音声認識・合成統合環境 ATRASR+XIMERA
-音声入力アプリケーション開発向けの統合パッケージを開発-

  平成16年9月27日
(株)国際電気通信基礎技術研究所

 (株)国際電気通信基礎技術研究所(けいはんな学研都市 社長 畚野信義 略称ATR)は、 日本語、英語、中国語などの多言語間のコミュニケーションを実現するために、自然に話された音声を認識し、 翻訳し、目的言語の音声で合成する音声翻訳技術の研究を進めてまいりました。音声認識、音声合成は、 音声翻訳以外にも、ロボットなどに代表される音声対話システムの入出力としての応用が期待されることから、 沖電気工業(株)、(株)KDDI研究所、(株)日立製作所、三菱電機(株)など10社と共同で、 最新の研究成果をソフトウェアとして整備し(ソフトウェアの品質向上、マニュアルの整備、設計書の整備、 開発環境の整備)、開発環境としてパッケージ化いたしました。 この度、産学連携をはかり、これらの研究を積極的に促進するため、 大学等の教育研究機関にソースコードを含めた形で無償で提供することといたしました。
(※大学等への無償提供は終了しています。)
音声認識開発環境ATRASR(ATR Automatic Speech Recognition)の特徴の一つは、開発環境の充実にあります。 ATRASRのみで、音声認識で使用する音響モデル(音の特徴)や言語モデル(言語たとえば日本語の特徴)の作成から、 認識評価実験、音声対話システム開発、Windows用音声認識アプリケーション開発までを一貫して行うことができます。 ATRASRのもう一つの特徴は、騒音の多い実環境下での音声認識の頑健性を向上させたことです。 これを実現するための最新のアルゴリズムと実際の騒音を数種類組み合わせて作成した特別な音響モデルを備えています。
音声合成開発環境XIMERAは,音声合成エンジン,データベース作成ツール,および音声コーパスから構成されています。 音声合成エンジンは,波形素片接続方式に基づいています。 この方式は,大規模な音声コーパスから音声波形の素片を抽出し,接続して音声を合成するものであり, 現時点でもっとも肉声感の高い音声を合成できる手法です。XIMERAの音声コーパスは, 1名の女性ナレーターの音声を収録したものであり,数十時間という最大級の規模のものです。

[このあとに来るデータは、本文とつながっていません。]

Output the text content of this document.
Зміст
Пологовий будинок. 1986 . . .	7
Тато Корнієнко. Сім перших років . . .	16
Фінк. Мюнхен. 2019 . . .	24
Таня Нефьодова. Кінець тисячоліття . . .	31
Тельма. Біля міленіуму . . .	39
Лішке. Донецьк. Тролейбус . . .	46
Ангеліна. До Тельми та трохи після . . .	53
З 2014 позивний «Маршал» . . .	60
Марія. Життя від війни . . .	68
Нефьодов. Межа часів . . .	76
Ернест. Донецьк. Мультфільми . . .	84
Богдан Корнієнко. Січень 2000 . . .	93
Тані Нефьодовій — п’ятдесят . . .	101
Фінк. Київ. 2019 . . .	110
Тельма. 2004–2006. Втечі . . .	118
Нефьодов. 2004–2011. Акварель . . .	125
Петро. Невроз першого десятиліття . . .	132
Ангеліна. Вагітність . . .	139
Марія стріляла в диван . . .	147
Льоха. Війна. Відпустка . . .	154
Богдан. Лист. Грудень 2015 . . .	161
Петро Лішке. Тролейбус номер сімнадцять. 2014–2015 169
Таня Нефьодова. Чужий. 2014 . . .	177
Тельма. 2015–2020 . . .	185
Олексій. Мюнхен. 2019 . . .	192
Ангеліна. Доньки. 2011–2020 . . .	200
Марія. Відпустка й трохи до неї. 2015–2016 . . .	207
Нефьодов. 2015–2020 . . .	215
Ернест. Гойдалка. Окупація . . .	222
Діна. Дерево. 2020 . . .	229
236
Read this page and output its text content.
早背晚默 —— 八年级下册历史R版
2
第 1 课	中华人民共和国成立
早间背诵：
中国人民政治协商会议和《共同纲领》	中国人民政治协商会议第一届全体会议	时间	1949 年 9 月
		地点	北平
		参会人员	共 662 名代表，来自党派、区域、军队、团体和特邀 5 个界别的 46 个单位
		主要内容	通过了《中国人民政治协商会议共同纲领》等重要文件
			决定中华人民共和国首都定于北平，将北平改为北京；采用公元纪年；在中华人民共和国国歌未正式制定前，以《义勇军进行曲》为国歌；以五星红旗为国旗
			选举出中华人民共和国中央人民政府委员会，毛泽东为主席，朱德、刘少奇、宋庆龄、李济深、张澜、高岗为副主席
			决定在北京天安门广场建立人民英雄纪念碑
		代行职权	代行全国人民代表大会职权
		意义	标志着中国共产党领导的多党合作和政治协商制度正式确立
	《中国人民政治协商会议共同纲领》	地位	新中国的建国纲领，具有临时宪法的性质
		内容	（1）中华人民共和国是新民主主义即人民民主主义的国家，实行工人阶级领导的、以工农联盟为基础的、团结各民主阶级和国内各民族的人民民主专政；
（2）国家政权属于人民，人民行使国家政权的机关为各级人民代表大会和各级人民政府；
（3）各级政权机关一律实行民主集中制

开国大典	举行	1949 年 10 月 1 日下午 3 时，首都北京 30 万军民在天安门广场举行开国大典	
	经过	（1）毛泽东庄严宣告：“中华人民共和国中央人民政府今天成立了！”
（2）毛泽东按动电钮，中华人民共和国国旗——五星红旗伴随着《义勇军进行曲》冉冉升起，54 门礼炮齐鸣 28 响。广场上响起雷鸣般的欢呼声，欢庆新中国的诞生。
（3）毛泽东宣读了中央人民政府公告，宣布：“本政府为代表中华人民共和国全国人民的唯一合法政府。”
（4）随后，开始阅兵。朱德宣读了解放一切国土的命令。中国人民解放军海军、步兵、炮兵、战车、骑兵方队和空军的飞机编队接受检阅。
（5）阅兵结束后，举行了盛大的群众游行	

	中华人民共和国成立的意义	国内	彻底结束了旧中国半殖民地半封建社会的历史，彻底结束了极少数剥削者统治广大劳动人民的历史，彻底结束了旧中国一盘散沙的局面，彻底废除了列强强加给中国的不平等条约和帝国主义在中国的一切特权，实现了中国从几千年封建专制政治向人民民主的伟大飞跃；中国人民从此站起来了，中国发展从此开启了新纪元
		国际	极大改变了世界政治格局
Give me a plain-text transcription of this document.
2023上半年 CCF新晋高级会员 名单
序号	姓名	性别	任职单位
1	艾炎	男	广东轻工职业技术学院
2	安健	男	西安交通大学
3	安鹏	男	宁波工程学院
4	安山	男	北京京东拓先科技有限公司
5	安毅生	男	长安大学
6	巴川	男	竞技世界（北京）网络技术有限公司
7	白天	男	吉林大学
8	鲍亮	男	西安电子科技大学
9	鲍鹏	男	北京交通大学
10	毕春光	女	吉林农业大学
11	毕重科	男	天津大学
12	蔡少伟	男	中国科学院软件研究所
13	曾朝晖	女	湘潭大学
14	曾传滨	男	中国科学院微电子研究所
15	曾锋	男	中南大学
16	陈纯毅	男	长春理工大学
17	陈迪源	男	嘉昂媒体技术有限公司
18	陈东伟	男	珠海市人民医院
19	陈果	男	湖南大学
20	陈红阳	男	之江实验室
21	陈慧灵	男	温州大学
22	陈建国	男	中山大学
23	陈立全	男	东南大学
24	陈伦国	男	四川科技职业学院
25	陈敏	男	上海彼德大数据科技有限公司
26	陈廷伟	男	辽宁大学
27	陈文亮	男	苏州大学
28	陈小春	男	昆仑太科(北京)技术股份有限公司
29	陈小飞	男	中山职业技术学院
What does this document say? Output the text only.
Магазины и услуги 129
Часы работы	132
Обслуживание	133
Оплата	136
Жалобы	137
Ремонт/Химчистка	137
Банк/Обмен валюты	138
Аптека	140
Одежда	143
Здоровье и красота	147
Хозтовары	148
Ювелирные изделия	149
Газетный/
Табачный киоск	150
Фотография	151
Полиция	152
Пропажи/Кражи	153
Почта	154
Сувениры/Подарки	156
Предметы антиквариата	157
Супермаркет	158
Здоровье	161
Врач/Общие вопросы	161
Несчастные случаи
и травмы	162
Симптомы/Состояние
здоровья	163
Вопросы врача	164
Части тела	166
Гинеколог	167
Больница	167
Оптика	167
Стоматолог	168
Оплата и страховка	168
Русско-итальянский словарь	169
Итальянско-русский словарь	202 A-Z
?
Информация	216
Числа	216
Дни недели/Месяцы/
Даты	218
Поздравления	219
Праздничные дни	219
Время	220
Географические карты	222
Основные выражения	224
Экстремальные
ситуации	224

音声合成エンジンは,WindowsおよびUNIX(Linux)用のソフトウェア開発キット(SDK)という形で提供されており,音声合成機能を有するアプリケーションソフトを簡単に開発することが可能です。また,データベース作成ツールが付属していますので,新たな話者の音声を録音すれば,アプリケーションソフトウェアの使用目的に適した合成音を作成することも可能です。